How do GenAI text generators reduce the “plagiarism” risk? Text generation in GenAI models relies on predicting the next most likely word based on the context provided. The model usually chooses the highest-probability word, but occasionally selects the second or third most likely word to add diversity. To avoid generating text that is too similar to existing content, models often include anti-plagiarism mechanisms: if the generated output becomes too close to known text, it may prioritise less common predictions (such as the fourth or fifth most probable words) to increase originality.
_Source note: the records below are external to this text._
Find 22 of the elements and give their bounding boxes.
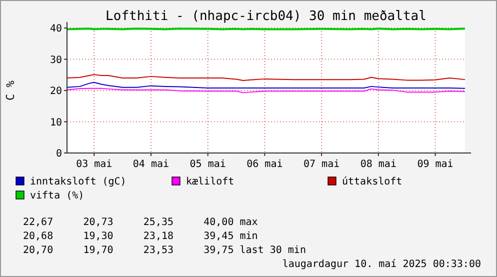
legend-label: úttaksloft bbox=[342, 176, 402, 188]
x-tick-label: 07 mai bbox=[303, 159, 340, 170]
x-tick-label: 08 mai bbox=[360, 159, 396, 170]
text: 22,67 20,73 25,35 40,00 max bbox=[23, 217, 258, 228]
x-tick-label: 05 mai bbox=[190, 159, 226, 170]
y-tick-label: 40 bbox=[50, 24, 62, 34]
text: laugardagur 10. maí 2025 00:33:00 bbox=[282, 259, 481, 270]
y-tick-label: 0 bbox=[56, 148, 62, 160]
y-tick-label: 10 bbox=[50, 117, 62, 128]
legend-label: vifta (%) bbox=[30, 190, 84, 202]
x-tick-label: 04 mai bbox=[132, 159, 170, 170]
y-tick-label: 20 bbox=[50, 86, 62, 97]
text: 20,70 19,70 23,53 39,75 last 30 min bbox=[23, 245, 306, 256]
y-tick-label: 30 bbox=[50, 54, 62, 66]
x-tick-label: 06 mai bbox=[246, 159, 283, 170]
text: 20,68 19,30 23,18 39,45 min bbox=[23, 231, 258, 242]
y-axis-title: C % bbox=[4, 80, 17, 100]
chart-title: Lofthiti - (nhapc-ircb04) 30 min meðaltal bbox=[106, 9, 426, 24]
legend-label: kæliloft bbox=[186, 176, 234, 188]
legend-label: inntaksloft (gC) bbox=[30, 176, 126, 188]
x-tick-label: 03 mai bbox=[76, 159, 112, 170]
x-tick-label: 09 mai bbox=[417, 159, 454, 170]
Software code and copyright. Nowadays, most software code is actually created by AI tools. The overall compilation may be protected by copyright – thanks to the degree of human/creative input – but individual lines would likely not be. This is potentially problematic for developers. Could there be an argument for some kind of sui generis right for AI generated works? The panelists were split on this.
Computing power and model training. During the ICT infrastructure session, we heard about how the pre-training of AI models demands the most significant computing power. This form of generally unsupervised training can get the model up to high school diploma level. By contrast, post-training, involving reinforcement learning or supervised learning, is less compute intensive but is crucial in pushing the model's capability up to PhD level. Post-training is where a lot of developers are focusing at the moment. There is also a lot of attention currently on smaller and more use case-specific models, rather than on the broader general purpose AI tools.
AI Act Risk Categories. It is well known to those with any familiarity with the Act that it places risks into four buckets: unacceptable risk, high risk, limited risk and minimal risk. While perhaps obvious on reflection, it was nonetheless interesting to hear a little bit about the process of ongoing dialogue between industry and regulators as to where each case sits in this framework.
Data localisation trend. Many countries want more data sovereignty. There was an example given of AWS collaborating on AI projects with various Indian public bodies and building servers in India.